ExtremeSwitching (Other)

Expand all | Collapse all

CPU Health Check has failed

  • 1.  CPU Health Check has failed

    Posted 06-19-2017 09:32
    Hello, a couple days ago we lost communication to an 8 slot 460-48p switch stack, were alerted to it by a netsight alert:

    Cpu HealthCheck has failed. Slot ExtremeXOS (Stack) version 15.3.1.4 v1531b4-patch1-44 by release-manager on Fri Sep 5 16:29:36 EDT 2014 Error Type 7 Action hardwareFail(4) Retries autoRecovery(5)

    I was able to log into the stack of (8) 460-48p's. However only slot 1 had a role (Master). Switches 2 thru 8 had a role of (None). A reboot cleared the issue up. I booted into the other partition which has a 16 code (had that planned already). In looking back at records, we had the same message roughly a year ago and things went down there too. Is there something that I can tweek so that if the slot has a problem that it would recover by itself?

    Or something that was a known issue maybe with the 15.3.1.4 patch 1-44 code? Or maybe it's a hardware issue?

    Thank you

    Sarah

    configure slot 1 module X460-48p
    configure sys-recovery-level slot 1 reset
    configure slot 2 module X460-48p
    configure sys-recovery-level slot 2 reset
    configure slot 3 module X460-48p
    configure sys-recovery-level slot 3 reset
    configure slot 4 module X460-48p
    configure sys-recovery-level slot 4 reset
    configure slot 5 module X460-48p
    configure sys-recovery-level slot 5 reset
    configure slot 6 module X460-48p
    configure sys-recovery-level slot 6 reset
    configure slot 7 module X460-48p
    configure sys-recovery-level slot 7 reset
    configure slot 8 module X460-48p
    configure sys-recovery-level slot 8 reset





  • 2.  RE: CPU Health Check has failed

    Posted 06-19-2017 13:05
    Hi Sarah,

    Did you happen to try logging into one of the non-master nodes during the failure? I'm curious what they saw their role as during this?
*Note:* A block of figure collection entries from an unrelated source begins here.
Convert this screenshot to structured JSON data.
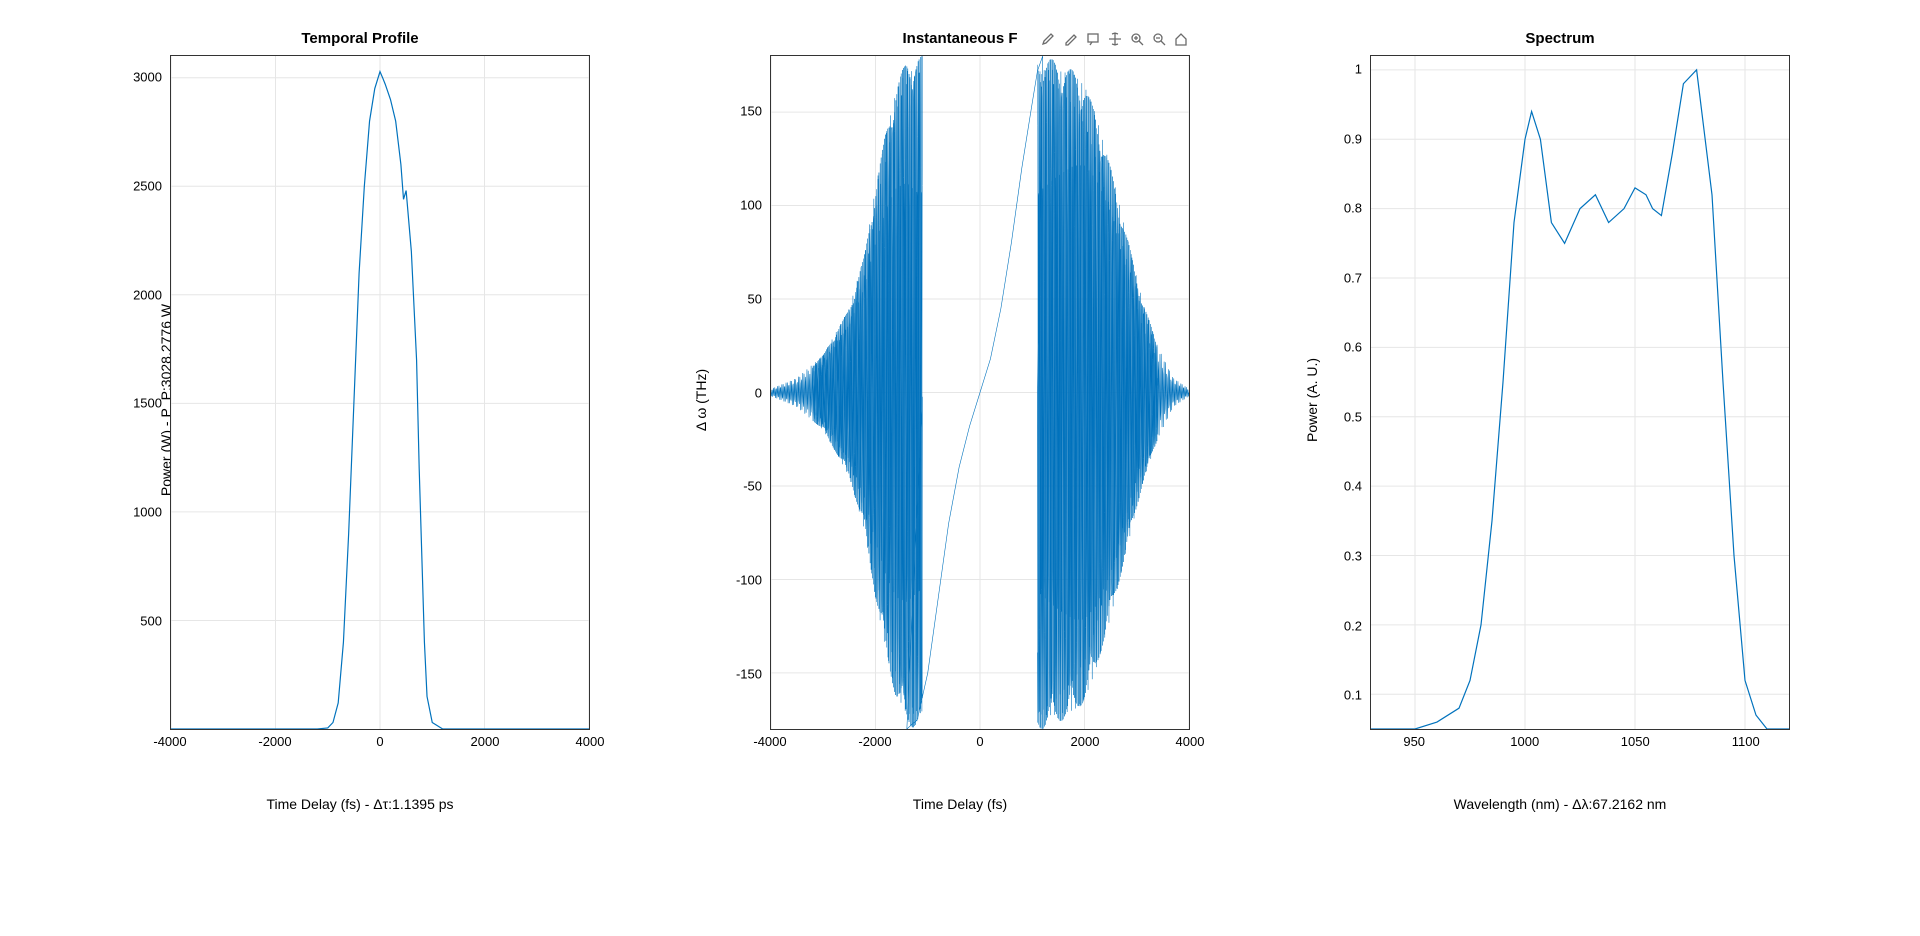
{
  "layout": {
    "figure_width": 1920,
    "figure_height": 936,
    "subplots": 3,
    "background_color": "#ffffff"
  },
  "colors": {
    "line": "#0072bd",
    "grid": "#e6e6e6",
    "axis_border": "#262626",
    "text": "#000000",
    "toolbar_icon": "#6b6b6b"
  },
  "typography": {
    "title_fontsize": 15,
    "title_fontweight": "bold",
    "label_fontsize": 14,
    "tick_fontsize": 13,
    "font_family": "Arial, Helvetica, sans-serif"
  },
  "plot1": {
    "type": "line",
    "title": "Temporal Profile",
    "xlabel": "Time Delay (fs) - Δτ:1.1395 ps",
    "ylabel": "Power (W) - P_P:3028.2776 W",
    "xlim": [
      -4000,
      4000
    ],
    "ylim": [
      0,
      3100
    ],
    "xticks": [
      -4000,
      -2000,
      0,
      2000,
      4000
    ],
    "yticks": [
      500,
      1000,
      1500,
      2000,
      2500,
      3000
    ],
    "line_color": "#0072bd",
    "line_width": 1.2,
    "grid": true,
    "data": {
      "x": [
        -4000,
        -1200,
        -1000,
        -900,
        -800,
        -700,
        -600,
        -500,
        -400,
        -300,
        -200,
        -100,
        0,
        50,
        100,
        200,
        300,
        350,
        400,
        450,
        500,
        600,
        700,
        750,
        800,
        850,
        900,
        1000,
        1200,
        4000
      ],
      "y": [
        0,
        0,
        5,
        30,
        120,
        400,
        900,
        1500,
        2100,
        2500,
        2800,
        2950,
        3028,
        3000,
        2970,
        2900,
        2800,
        2700,
        2600,
        2440,
        2480,
        2200,
        1700,
        1200,
        800,
        400,
        150,
        30,
        0,
        0
      ]
    }
  },
  "plot2": {
    "type": "line-dense",
    "title": "Instantaneous F",
    "xlabel": "Time Delay (fs)",
    "ylabel": "Δ ω (THz)",
    "xlim": [
      -4000,
      4000
    ],
    "ylim": [
      -180,
      180
    ],
    "xticks": [
      -4000,
      -2000,
      0,
      2000,
      4000
    ],
    "yticks": [
      -150,
      -100,
      -50,
      0,
      50,
      100,
      150
    ],
    "line_color": "#0072bd",
    "line_width": 0.6,
    "grid": true,
    "envelope_description": "dense oscillation with two lobes of increasing amplitude toward x=-1200 and x=1800, near-zero at edges, plus a smooth chirp curve from (-1200,-180) to (1200,180)",
    "chirp_curve": {
      "x": [
        -1400,
        -1200,
        -1000,
        -800,
        -600,
        -400,
        -200,
        0,
        200,
        400,
        600,
        800,
        1000,
        1100,
        1200
      ],
      "y": [
        -180,
        -175,
        -150,
        -110,
        -70,
        -40,
        -18,
        0,
        18,
        45,
        80,
        120,
        155,
        172,
        180
      ]
    },
    "envelope": {
      "x": [
        -4000,
        -3500,
        -3000,
        -2500,
        -2200,
        -2000,
        -1800,
        -1600,
        -1400,
        -1200,
        -1100,
        1100,
        1200,
        1400,
        1600,
        1800,
        2000,
        2200,
        2500,
        2800,
        3100,
        3400,
        3700,
        4000
      ],
      "yabs": [
        2,
        8,
        20,
        45,
        75,
        110,
        140,
        165,
        178,
        180,
        180,
        180,
        180,
        178,
        175,
        172,
        165,
        150,
        120,
        85,
        50,
        25,
        8,
        2
      ]
    }
  },
  "plot3": {
    "type": "line",
    "title": "Spectrum",
    "xlabel": "Wavelength (nm) - Δλ:67.2162 nm",
    "ylabel": "Power (A. U.)",
    "xlim": [
      930,
      1120
    ],
    "ylim": [
      0.05,
      1.02
    ],
    "xticks": [
      950,
      1000,
      1050,
      1100
    ],
    "yticks": [
      0.1,
      0.2,
      0.3,
      0.4,
      0.5,
      0.6,
      0.7,
      0.8,
      0.9,
      1
    ],
    "line_color": "#0072bd",
    "line_width": 1.2,
    "grid": true,
    "data": {
      "x": [
        930,
        950,
        960,
        970,
        975,
        980,
        985,
        990,
        995,
        1000,
        1003,
        1007,
        1012,
        1018,
        1025,
        1032,
        1038,
        1045,
        1050,
        1055,
        1058,
        1062,
        1067,
        1072,
        1078,
        1085,
        1090,
        1095,
        1100,
        1105,
        1110,
        1120
      ],
      "y": [
        0.05,
        0.05,
        0.06,
        0.08,
        0.12,
        0.2,
        0.35,
        0.55,
        0.78,
        0.9,
        0.94,
        0.9,
        0.78,
        0.75,
        0.8,
        0.82,
        0.78,
        0.8,
        0.83,
        0.82,
        0.8,
        0.79,
        0.88,
        0.98,
        1.0,
        0.82,
        0.55,
        0.3,
        0.12,
        0.07,
        0.05,
        0.05
      ]
    }
  },
  "toolbar": {
    "position": "top-right of subplot 2",
    "icons": [
      "brush-icon",
      "edit-icon",
      "datatip-icon",
      "pan-icon",
      "zoom-in-icon",
      "zoom-out-icon",
      "home-icon"
    ]
  }
}
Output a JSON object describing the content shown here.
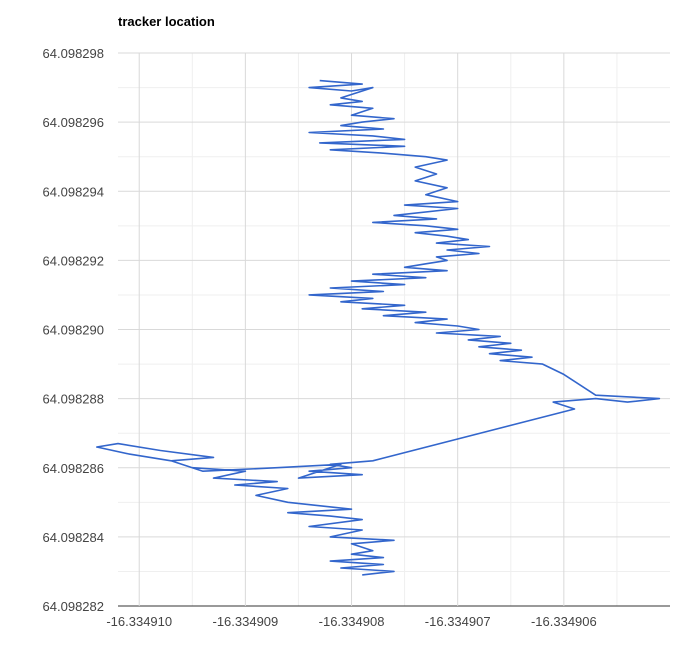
{
  "chart_data": {
    "type": "line",
    "title": "tracker location",
    "xlabel": "",
    "ylabel": "",
    "xlim": [
      -16.3349102,
      -16.334905
    ],
    "ylim": [
      64.098282,
      64.098298
    ],
    "grid": true,
    "legend": "none",
    "x_ticks": [
      "-16.334910",
      "-16.334909",
      "-16.334908",
      "-16.334907",
      "-16.334906"
    ],
    "y_ticks": [
      "64.098298",
      "64.098296",
      "64.098294",
      "64.098292",
      "64.098290",
      "64.098288",
      "64.098286",
      "64.098284",
      "64.098282"
    ],
    "series": [
      {
        "color": "#3366cc",
        "points": [
          [
            -16.3349083,
            64.0982972
          ],
          [
            -16.3349079,
            64.0982971
          ],
          [
            -16.3349084,
            64.098297
          ],
          [
            -16.334908,
            64.0982969
          ],
          [
            -16.3349078,
            64.098297
          ],
          [
            -16.3349081,
            64.0982967
          ],
          [
            -16.3349079,
            64.0982966
          ],
          [
            -16.3349082,
            64.0982965
          ],
          [
            -16.3349078,
            64.0982964
          ],
          [
            -16.334908,
            64.0982962
          ],
          [
            -16.3349076,
            64.0982961
          ],
          [
            -16.3349079,
            64.098296
          ],
          [
            -16.3349081,
            64.0982959
          ],
          [
            -16.3349077,
            64.0982958
          ],
          [
            -16.3349084,
            64.0982957
          ],
          [
            -16.3349078,
            64.0982956
          ],
          [
            -16.3349075,
            64.0982955
          ],
          [
            -16.3349083,
            64.0982954
          ],
          [
            -16.3349075,
            64.0982953
          ],
          [
            -16.3349082,
            64.0982952
          ],
          [
            -16.3349077,
            64.0982951
          ],
          [
            -16.3349073,
            64.098295
          ],
          [
            -16.3349071,
            64.0982949
          ],
          [
            -16.3349074,
            64.0982947
          ],
          [
            -16.3349072,
            64.0982945
          ],
          [
            -16.3349074,
            64.0982943
          ],
          [
            -16.3349071,
            64.0982941
          ],
          [
            -16.3349073,
            64.0982939
          ],
          [
            -16.334907,
            64.0982937
          ],
          [
            -16.3349075,
            64.0982936
          ],
          [
            -16.334907,
            64.0982935
          ],
          [
            -16.3349076,
            64.0982933
          ],
          [
            -16.3349072,
            64.0982932
          ],
          [
            -16.3349078,
            64.0982931
          ],
          [
            -16.3349073,
            64.098293
          ],
          [
            -16.334907,
            64.0982929
          ],
          [
            -16.3349074,
            64.0982928
          ],
          [
            -16.3349071,
            64.0982927
          ],
          [
            -16.3349069,
            64.0982926
          ],
          [
            -16.3349072,
            64.0982925
          ],
          [
            -16.3349067,
            64.0982924
          ],
          [
            -16.3349071,
            64.0982923
          ],
          [
            -16.3349068,
            64.0982922
          ],
          [
            -16.3349072,
            64.0982921
          ],
          [
            -16.3349071,
            64.098292
          ],
          [
            -16.3349073,
            64.0982919
          ],
          [
            -16.3349075,
            64.0982918
          ],
          [
            -16.3349071,
            64.0982917
          ],
          [
            -16.3349078,
            64.0982916
          ],
          [
            -16.3349073,
            64.0982915
          ],
          [
            -16.334908,
            64.0982914
          ],
          [
            -16.3349075,
            64.0982913
          ],
          [
            -16.3349082,
            64.0982912
          ],
          [
            -16.3349077,
            64.0982911
          ],
          [
            -16.3349084,
            64.098291
          ],
          [
            -16.3349078,
            64.0982909
          ],
          [
            -16.3349081,
            64.0982908
          ],
          [
            -16.3349075,
            64.0982907
          ],
          [
            -16.3349079,
            64.0982906
          ],
          [
            -16.3349073,
            64.0982905
          ],
          [
            -16.3349077,
            64.0982904
          ],
          [
            -16.3349071,
            64.0982903
          ],
          [
            -16.3349074,
            64.0982902
          ],
          [
            -16.334907,
            64.0982901
          ],
          [
            -16.3349068,
            64.09829
          ],
          [
            -16.3349072,
            64.0982899
          ],
          [
            -16.3349066,
            64.0982898
          ],
          [
            -16.3349069,
            64.0982897
          ],
          [
            -16.3349065,
            64.0982896
          ],
          [
            -16.3349068,
            64.0982895
          ],
          [
            -16.3349064,
            64.0982894
          ],
          [
            -16.3349067,
            64.0982893
          ],
          [
            -16.3349063,
            64.0982892
          ],
          [
            -16.3349066,
            64.0982891
          ],
          [
            -16.3349062,
            64.098289
          ],
          [
            -16.334906,
            64.0982887
          ],
          [
            -16.3349057,
            64.0982881
          ],
          [
            -16.3349051,
            64.098288
          ],
          [
            -16.3349054,
            64.0982879
          ],
          [
            -16.3349057,
            64.098288
          ],
          [
            -16.3349061,
            64.0982879
          ],
          [
            -16.334906,
            64.0982878
          ],
          [
            -16.3349059,
            64.0982877
          ],
          [
            -16.3349078,
            64.0982862
          ],
          [
            -16.3349082,
            64.0982861
          ],
          [
            -16.334908,
            64.098286
          ],
          [
            -16.3349084,
            64.0982859
          ],
          [
            -16.3349079,
            64.0982858
          ],
          [
            -16.3349085,
            64.0982857
          ],
          [
            -16.3349081,
            64.0982861
          ],
          [
            -16.3349087,
            64.098286
          ],
          [
            -16.3349094,
            64.0982859
          ],
          [
            -16.3349097,
            64.0982862
          ],
          [
            -16.3349101,
            64.0982864
          ],
          [
            -16.3349104,
            64.0982866
          ],
          [
            -16.3349102,
            64.0982867
          ],
          [
            -16.3349098,
            64.0982865
          ],
          [
            -16.3349093,
            64.0982863
          ],
          [
            -16.3349097,
            64.0982862
          ],
          [
            -16.3349095,
            64.098286
          ],
          [
            -16.334909,
            64.0982859
          ],
          [
            -16.3349093,
            64.0982857
          ],
          [
            -16.3349087,
            64.0982856
          ],
          [
            -16.3349091,
            64.0982855
          ],
          [
            -16.3349086,
            64.0982854
          ],
          [
            -16.3349089,
            64.0982852
          ],
          [
            -16.3349086,
            64.098285
          ],
          [
            -16.334908,
            64.0982848
          ],
          [
            -16.3349086,
            64.0982847
          ],
          [
            -16.3349082,
            64.0982846
          ],
          [
            -16.3349079,
            64.0982845
          ],
          [
            -16.3349084,
            64.0982843
          ],
          [
            -16.3349079,
            64.0982842
          ],
          [
            -16.3349082,
            64.098284
          ],
          [
            -16.3349076,
            64.0982839
          ],
          [
            -16.334908,
            64.0982838
          ],
          [
            -16.3349078,
            64.0982836
          ],
          [
            -16.334908,
            64.0982835
          ],
          [
            -16.3349077,
            64.0982834
          ],
          [
            -16.3349082,
            64.0982833
          ],
          [
            -16.3349077,
            64.0982832
          ],
          [
            -16.3349081,
            64.0982831
          ],
          [
            -16.3349076,
            64.098283
          ],
          [
            -16.3349079,
            64.0982829
          ]
        ]
      }
    ]
  }
}
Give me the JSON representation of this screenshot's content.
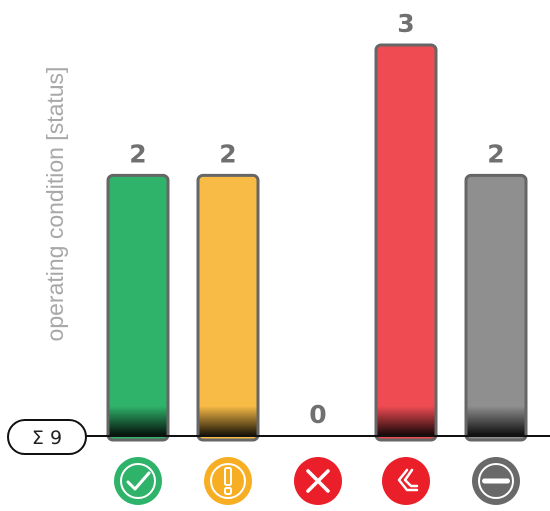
{
  "chart_data": {
    "type": "bar",
    "ylabel": "operating condition [status]",
    "categories": [
      "ok",
      "warning",
      "error",
      "critical",
      "inactive"
    ],
    "values": [
      2,
      2,
      0,
      3,
      2
    ],
    "ylim": [
      0,
      3
    ],
    "grid": false,
    "total_label": "Σ 9",
    "bar_colors": [
      "#2fb36b",
      "#f8bb46",
      "#f0454d",
      "#ef4b52",
      "#8f8f8f"
    ],
    "icons": [
      {
        "name": "check-icon",
        "color": "#2fb36b"
      },
      {
        "name": "exclamation-icon",
        "color": "#f8ae23"
      },
      {
        "name": "cross-icon",
        "color": "#ea1f29"
      },
      {
        "name": "double-chevron-icon",
        "color": "#ea1f29"
      },
      {
        "name": "minus-icon",
        "color": "#696969"
      }
    ]
  }
}
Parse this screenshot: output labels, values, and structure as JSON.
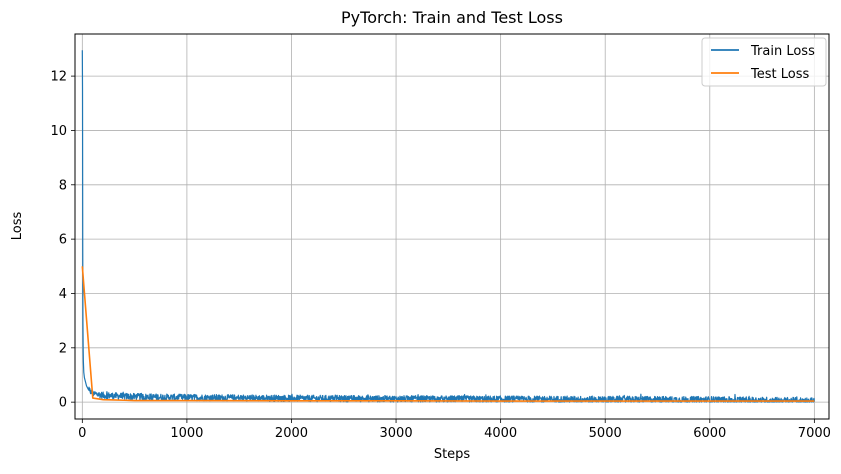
{
  "chart_data": {
    "type": "line",
    "title": "PyTorch: Train and Test Loss",
    "xlabel": "Steps",
    "ylabel": "Loss",
    "xlim": [
      -70,
      7140
    ],
    "ylim": [
      -0.62,
      13.55
    ],
    "xticks": [
      0,
      1000,
      2000,
      3000,
      4000,
      5000,
      6000,
      7000
    ],
    "xtick_labels": [
      "0",
      "1000",
      "2000",
      "3000",
      "4000",
      "5000",
      "6000",
      "7000"
    ],
    "yticks": [
      0,
      2,
      4,
      6,
      8,
      10,
      12
    ],
    "ytick_labels": [
      "0",
      "2",
      "4",
      "6",
      "8",
      "10",
      "12"
    ],
    "grid": true,
    "legend_position": "top-right",
    "series": [
      {
        "name": "Train Loss",
        "color": "#1f77b4",
        "x": [
          0,
          2,
          4,
          6,
          8,
          10,
          14,
          20,
          30,
          40,
          60,
          100,
          200,
          500,
          1000,
          2000,
          3000,
          4000,
          5000,
          6000,
          7000
        ],
        "y": [
          12.95,
          11.5,
          5.8,
          2.9,
          2.0,
          1.5,
          1.1,
          0.9,
          0.75,
          0.6,
          0.45,
          0.32,
          0.25,
          0.2,
          0.17,
          0.14,
          0.12,
          0.11,
          0.1,
          0.09,
          0.05
        ],
        "noise_amplitude": 0.15
      },
      {
        "name": "Test Loss",
        "color": "#ff7f0e",
        "x": [
          0,
          100,
          200,
          300,
          400,
          500,
          1000,
          2000,
          3000,
          4000,
          5000,
          6000,
          7000
        ],
        "y": [
          5.0,
          0.15,
          0.09,
          0.08,
          0.07,
          0.06,
          0.06,
          0.05,
          0.05,
          0.04,
          0.04,
          0.04,
          0.04
        ]
      }
    ]
  }
}
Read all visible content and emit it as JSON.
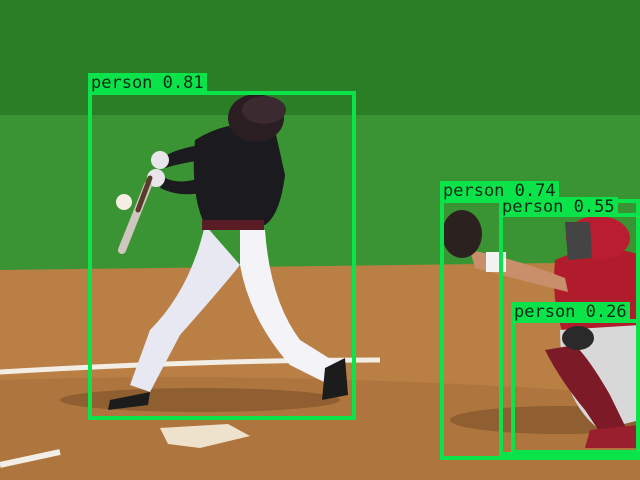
{
  "image": {
    "description_labels": [
      "baseball-field",
      "batter",
      "catcher"
    ]
  },
  "detections": [
    {
      "label": "person 0.81",
      "color": "#0be34a"
    },
    {
      "label": "person 0.74",
      "color": "#0be34a"
    },
    {
      "label": "person 0.55",
      "color": "#0be34a"
    },
    {
      "label": "person 0.26",
      "color": "#0be34a"
    }
  ]
}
    Also, did you check 'show slot'? I'd like to know what the status of the non-master nodes was.

    'Show log' from both the master and one of the failed nodes may be helpful as well, but since it was rebooted and the issue was a few days ago, there's a possibility we may have lost the logs during the failure.


  • 3.  RE: CPU Health Check has failed

    Posted 06-19-2017 13:21
    Hi Brandon,

    Thanks for the reply. I only did the show stacking command (slot 1 was active and master the rest had number assignments but no role) not the show slot. I didn't think to try and telnet into the other slots to see.

    There are some messages still in NVRAM for example from slot 2, they all indicate no master (all slots):

    06/18/2017 08:08:19.03